Human motor function estimation based on EMG signal fractal dimension standard deviation

Abstract

Wearable robots must adjust the assist mode/intensity according to human motion during the motion assistance process. By decoding the surface electromyography (sEMG) signal, the standard deviation of the fractal dimension is used as a characteristic index of muscle contraction-relaxation ability, and explore the feasibility of using the standard deviation of the fractal dimension to estimate the human motor function and thus provide a basis for decision-making for the flexible control of wearable robots. First, the sEMG signals of several subjects with different motor functions were collected and their time-domain and frequency-domain features were extracted. The experimental results for one hour of walking showed that the time-domain and frequency-domain feature values increased with muscle fatigue. The trend has little to do with the inherent motor function of the human body; Second, due to the strong nonlinearity, time-varying, and strong complexity of the sEMG signal, the fractal dimension nonlinear method is used to characterize the complexity of the EMG signal that is closely related to muscle function.

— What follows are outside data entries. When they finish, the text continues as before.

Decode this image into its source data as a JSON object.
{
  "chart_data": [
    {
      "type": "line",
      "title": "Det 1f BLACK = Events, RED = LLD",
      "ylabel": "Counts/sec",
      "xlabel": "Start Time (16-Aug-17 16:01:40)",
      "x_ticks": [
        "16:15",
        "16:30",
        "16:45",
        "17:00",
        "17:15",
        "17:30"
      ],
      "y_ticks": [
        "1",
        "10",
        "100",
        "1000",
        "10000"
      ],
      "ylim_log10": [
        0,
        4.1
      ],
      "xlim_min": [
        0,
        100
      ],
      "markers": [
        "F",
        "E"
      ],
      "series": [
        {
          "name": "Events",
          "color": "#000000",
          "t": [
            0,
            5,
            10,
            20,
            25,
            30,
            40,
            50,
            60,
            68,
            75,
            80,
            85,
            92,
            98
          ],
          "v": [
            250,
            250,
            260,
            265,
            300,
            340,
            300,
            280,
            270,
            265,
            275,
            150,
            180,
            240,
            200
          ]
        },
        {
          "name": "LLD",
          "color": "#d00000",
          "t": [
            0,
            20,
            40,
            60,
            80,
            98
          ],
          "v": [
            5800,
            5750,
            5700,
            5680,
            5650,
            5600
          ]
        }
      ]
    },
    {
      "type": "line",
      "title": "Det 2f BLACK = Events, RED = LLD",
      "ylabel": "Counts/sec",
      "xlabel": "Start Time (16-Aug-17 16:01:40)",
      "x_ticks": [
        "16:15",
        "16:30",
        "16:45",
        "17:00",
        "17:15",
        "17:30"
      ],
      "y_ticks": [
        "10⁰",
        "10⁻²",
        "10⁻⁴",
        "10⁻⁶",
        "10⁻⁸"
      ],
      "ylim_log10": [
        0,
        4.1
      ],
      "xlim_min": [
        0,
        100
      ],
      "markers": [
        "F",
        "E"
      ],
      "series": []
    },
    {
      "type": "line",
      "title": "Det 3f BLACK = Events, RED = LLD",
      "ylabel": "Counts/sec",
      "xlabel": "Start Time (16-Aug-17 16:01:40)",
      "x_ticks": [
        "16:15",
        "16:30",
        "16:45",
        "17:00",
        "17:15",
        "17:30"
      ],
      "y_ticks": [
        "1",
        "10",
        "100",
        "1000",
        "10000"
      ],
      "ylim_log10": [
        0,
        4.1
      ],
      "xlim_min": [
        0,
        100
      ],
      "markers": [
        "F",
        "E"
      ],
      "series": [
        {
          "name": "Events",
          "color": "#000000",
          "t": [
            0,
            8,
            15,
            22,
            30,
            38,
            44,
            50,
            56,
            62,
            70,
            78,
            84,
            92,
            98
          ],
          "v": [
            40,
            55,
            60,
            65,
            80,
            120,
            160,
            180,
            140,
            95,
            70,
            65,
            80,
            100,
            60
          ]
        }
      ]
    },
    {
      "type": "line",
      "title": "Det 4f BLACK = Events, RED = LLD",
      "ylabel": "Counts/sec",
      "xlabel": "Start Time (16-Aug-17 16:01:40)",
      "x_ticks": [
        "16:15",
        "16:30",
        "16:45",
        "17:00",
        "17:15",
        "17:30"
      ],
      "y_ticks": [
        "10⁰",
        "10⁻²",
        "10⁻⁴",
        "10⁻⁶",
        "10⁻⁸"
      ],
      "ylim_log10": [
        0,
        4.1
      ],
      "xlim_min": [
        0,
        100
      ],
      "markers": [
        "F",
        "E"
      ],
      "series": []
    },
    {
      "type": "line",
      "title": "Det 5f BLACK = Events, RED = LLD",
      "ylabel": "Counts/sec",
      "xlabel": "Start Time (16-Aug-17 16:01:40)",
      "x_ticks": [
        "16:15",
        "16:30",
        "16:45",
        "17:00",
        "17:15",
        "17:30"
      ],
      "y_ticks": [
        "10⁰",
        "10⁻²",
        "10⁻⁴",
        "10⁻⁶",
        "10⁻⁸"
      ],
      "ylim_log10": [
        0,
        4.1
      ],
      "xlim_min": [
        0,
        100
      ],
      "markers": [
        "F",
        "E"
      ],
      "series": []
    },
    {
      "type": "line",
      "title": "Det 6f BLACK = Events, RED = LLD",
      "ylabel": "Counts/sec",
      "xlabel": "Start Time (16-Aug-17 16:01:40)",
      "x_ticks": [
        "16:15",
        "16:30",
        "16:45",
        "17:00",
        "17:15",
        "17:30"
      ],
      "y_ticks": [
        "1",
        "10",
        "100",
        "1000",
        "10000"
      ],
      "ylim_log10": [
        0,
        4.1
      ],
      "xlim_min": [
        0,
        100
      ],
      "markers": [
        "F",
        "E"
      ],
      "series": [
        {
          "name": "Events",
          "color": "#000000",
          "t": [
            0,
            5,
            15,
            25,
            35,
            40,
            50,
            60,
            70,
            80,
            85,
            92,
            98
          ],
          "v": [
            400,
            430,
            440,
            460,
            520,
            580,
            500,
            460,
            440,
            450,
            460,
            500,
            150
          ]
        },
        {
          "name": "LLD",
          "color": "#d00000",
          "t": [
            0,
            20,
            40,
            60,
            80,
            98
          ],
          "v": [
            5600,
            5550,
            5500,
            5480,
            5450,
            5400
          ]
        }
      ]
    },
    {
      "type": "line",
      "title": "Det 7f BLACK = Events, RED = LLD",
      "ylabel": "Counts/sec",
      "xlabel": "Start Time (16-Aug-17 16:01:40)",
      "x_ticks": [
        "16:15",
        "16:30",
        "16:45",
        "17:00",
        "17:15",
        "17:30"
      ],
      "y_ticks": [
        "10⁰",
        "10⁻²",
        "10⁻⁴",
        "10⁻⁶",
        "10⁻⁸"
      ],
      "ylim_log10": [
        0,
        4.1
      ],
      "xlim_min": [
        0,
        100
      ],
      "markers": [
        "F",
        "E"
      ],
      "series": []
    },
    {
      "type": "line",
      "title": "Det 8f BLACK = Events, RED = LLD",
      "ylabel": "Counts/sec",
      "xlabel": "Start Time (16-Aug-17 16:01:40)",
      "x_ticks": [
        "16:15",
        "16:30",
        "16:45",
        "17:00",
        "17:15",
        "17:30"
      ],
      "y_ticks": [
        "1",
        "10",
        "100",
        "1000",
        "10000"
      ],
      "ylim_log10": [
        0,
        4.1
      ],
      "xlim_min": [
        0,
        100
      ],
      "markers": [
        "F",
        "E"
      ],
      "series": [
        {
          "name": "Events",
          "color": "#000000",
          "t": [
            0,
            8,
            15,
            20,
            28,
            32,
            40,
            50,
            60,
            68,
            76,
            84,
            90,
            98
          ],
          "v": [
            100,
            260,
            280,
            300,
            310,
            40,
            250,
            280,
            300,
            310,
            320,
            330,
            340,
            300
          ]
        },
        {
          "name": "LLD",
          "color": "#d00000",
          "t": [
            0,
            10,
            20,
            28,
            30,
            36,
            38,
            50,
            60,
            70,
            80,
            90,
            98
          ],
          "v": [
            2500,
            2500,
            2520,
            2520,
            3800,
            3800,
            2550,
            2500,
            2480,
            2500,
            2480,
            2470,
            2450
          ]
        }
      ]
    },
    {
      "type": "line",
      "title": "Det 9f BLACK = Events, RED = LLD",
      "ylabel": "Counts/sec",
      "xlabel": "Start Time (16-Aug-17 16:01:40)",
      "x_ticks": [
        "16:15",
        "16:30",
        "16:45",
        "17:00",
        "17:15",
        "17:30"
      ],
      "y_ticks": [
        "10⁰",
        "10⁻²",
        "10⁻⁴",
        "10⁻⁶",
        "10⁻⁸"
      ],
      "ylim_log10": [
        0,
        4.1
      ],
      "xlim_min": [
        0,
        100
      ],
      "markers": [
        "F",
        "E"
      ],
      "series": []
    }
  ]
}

Besides, theoretical and experimental studies have been conducted to clarify the feasibility of the complexity of fractal dimension representation and to provide theoretical support for the further use of the standard deviation of fractal dimension to estimate human motor function. The experimental results of continuous walking for one hour show that, macroscopically, the fractal dimension of each muscle of the individual subject does not change significantly with walking time, which shows that the fractal dimension has nothing to do with exercise time and muscle fatigue; On the microscopic level, the value of the fractal dimension changes when the subject’s muscles contract and relax. Subjects with strong motor function have smaller fractal dimensions when their muscles contract than subjects with weaker motor function, and the opposite happens when their muscles relax, and it can be seen that there is a positive correlation between the difference in the fractal dimension during muscle contraction and relaxation and the muscle contraction-relaxation ability and the human body’s inherent motor function. The test results verify the feasibility of using the standard deviation of fractal dimension to estimate the intrinsic motor function of the human body.